The 2011 Las Conchas fire burned 156,593 ac (63,370 ha) on the east flank of the Jemez Mountains in northern New Mexico. While certainly not the largest fire in recent years, this particular fire burned through three areas previously impacted by wildfire. This New York Times article provides a good overview of the issues facing this particular landscape and many western landscapes in general.
In the southwestern US, the area burned by wildfire has increased 1266% over the 1973-1982 average. A recent estimate suggests that climate change contributed an additional 10.3 million ac (4.2 million ha) of forest fire over the period from 1984-2015, meaning that in the absence of climate change we would have expected about 50% less burned area over that period. As a result, severely burned landscapes like the east flank of the Jemez Mountains are becoming more common.
Increasing fire size and larger patches of severe fire, where the majority of trees are killed, create a challenge for reforestation. The first challenge is distance to mature trees that provide the seed for tree establishment. This challenge can be overcome by planting seedlings. However, trees modify the climate conditions at ground level. Under the canopy of a forest, the air temperature is cooler and the relative humidity is higher, making it a moister environment. These factors matter because hot, dry conditions can be lethal to seedlings. In a burned patch where all of the overstory trees have been killed, these microclimatic conditions may be too harsh for seedlings to establish.
We are in the process of establishing an experiment funded by the Joint Fire Science Program to figure out how the post-fire environment influences the ability of planted seedlings to survive and grow. The post-Las Conchas fire landscape has a mix of shrub and grass cover. Our hypothesis is that shrub cover could create more favorable growing conditions for tree seedlings. To test this hypothesis, we constructed exclosures in shrub and non-shrub patches and are in the process of planting seedlings.
We are instrumenting these sites with sensors that measure temperature and relative humidity at the height of the seedlings.
We’ll link the temperature and humidity data with data collected at weather stations that we are deploying around the experiment. This will allow us to model how microclimate (ground level temperature and relative humidity) vary across the larger area and predict how these factors influence tree seedling survival and growth. Stay tuned for updates on this project.

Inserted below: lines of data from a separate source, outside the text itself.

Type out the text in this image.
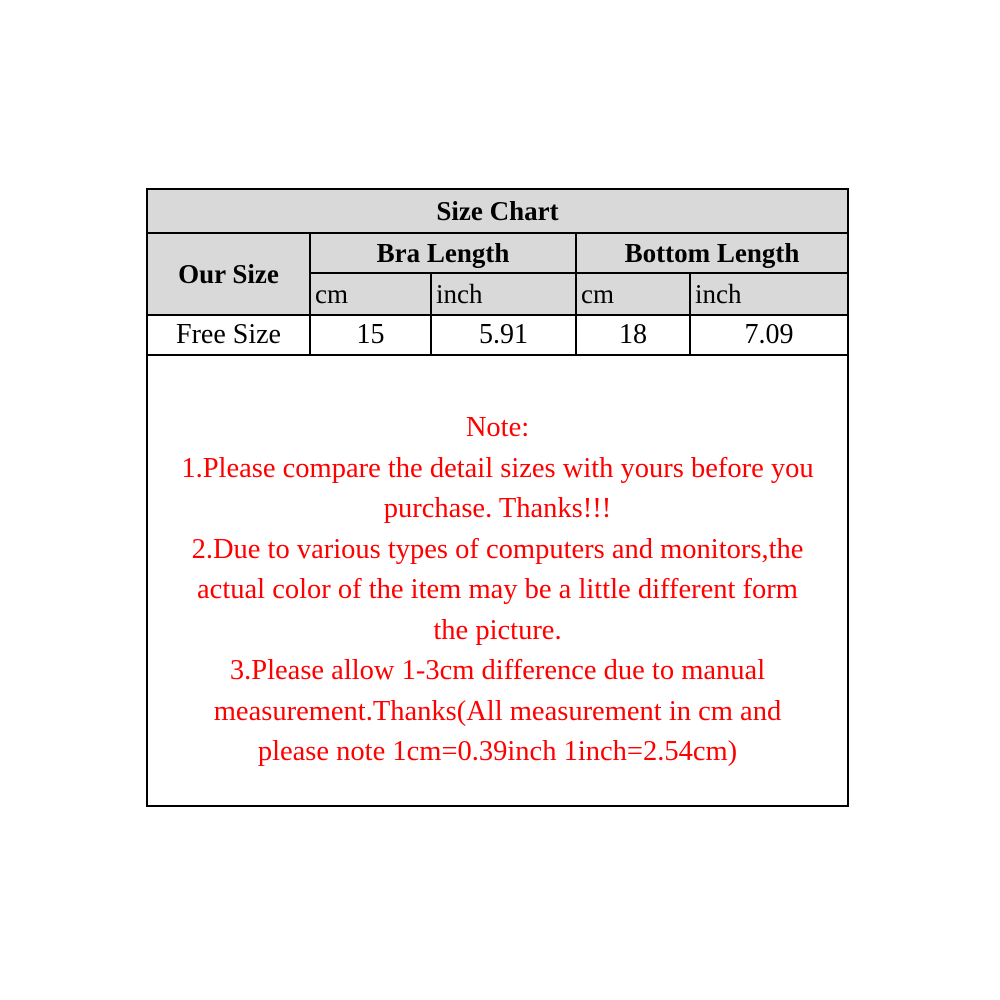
Size Chart
Our Size
Bra Length	Bottom Length
cm	inch	cm	inch
Free Size	15	5.91	18	7.09
Note:
1.Please compare the detail sizes with yours before you
purchase. Thanks!!!
2.Due to various types of computers and monitors,the
actual color of the item may be a little different form
the picture.
3.Please allow 1-3cm difference due to manual
measurement.Thanks(All measurement in cm and
please note 1cm=0.39inch 1inch=2.54cm)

This has been a big year for wildfires so far and an especially impactful year for some communities that have been devastated by fire. Several of us were keeping an eye on the Rough Fire as it looked like it was going to cross the north fork of the Kings River and head to the Teakettle Experimental Forest. In addition to media coverage of big wildfire events has been heightened attention to the rising costs of fire suppression and the ever larger fraction of US Forest Service budgets that suppression is consuming.
The news reports, the Rough Fire, and the focus on suppression costs caused me to take a look at some fire figures for the past decade posted on the National Interagency Fire Center (NIFC) website. So far, 2015 is second only to 2006 for number of acres burned and the 2015 fire season isn’t over yet. From 2005-2015, total acres burned ranged from 2.9 million acres in 2010 to 9.03 million acres in 2006. During this 10 year period we averaged 58,195 fires per year and we spent between $984 million and $1.92 billion fighting the fires. In the table below I have pulled the yearly fire data from the NIFC website and made a couple of calculations.
You might think that there is a relationship between the number of fires and the number of acres burned in a given year. However, the number of fires only accounts for about 12% of the variability in number of acres burned each year. As it turns out, the number of fires 100,000 acres or larger in a given year explains much more of the variability in acres burned each year.
The number of fires 100,000 acres or larger accounts for 81% of the variability in acres burned in a given year from 2005 to 2014. These larger fires account for between 16% and 45% of the acres burned over this time period and only 0.009 to 0.03% of the number of fires. These so-called megafires have accounted for a large fraction of the area burned this year.
The number of large wildfires in the western US have been increasing since the mid-1980s and are correlated with warmer temperature and earlier spring snowmelt. The National Research Council estimated that each degree Celsius of additional warming will increase the area burned by 200-400% in parts of the western US. Recent work has argued that we need to reevaluate the way we manage fire and fund wildfire suppression efforts. These ideas are especially salient considering that as the climate warms further, we can expect more large wildfires, which will not only impact communities where wildfires burn, but also impact communities that are further away with degraded air quality.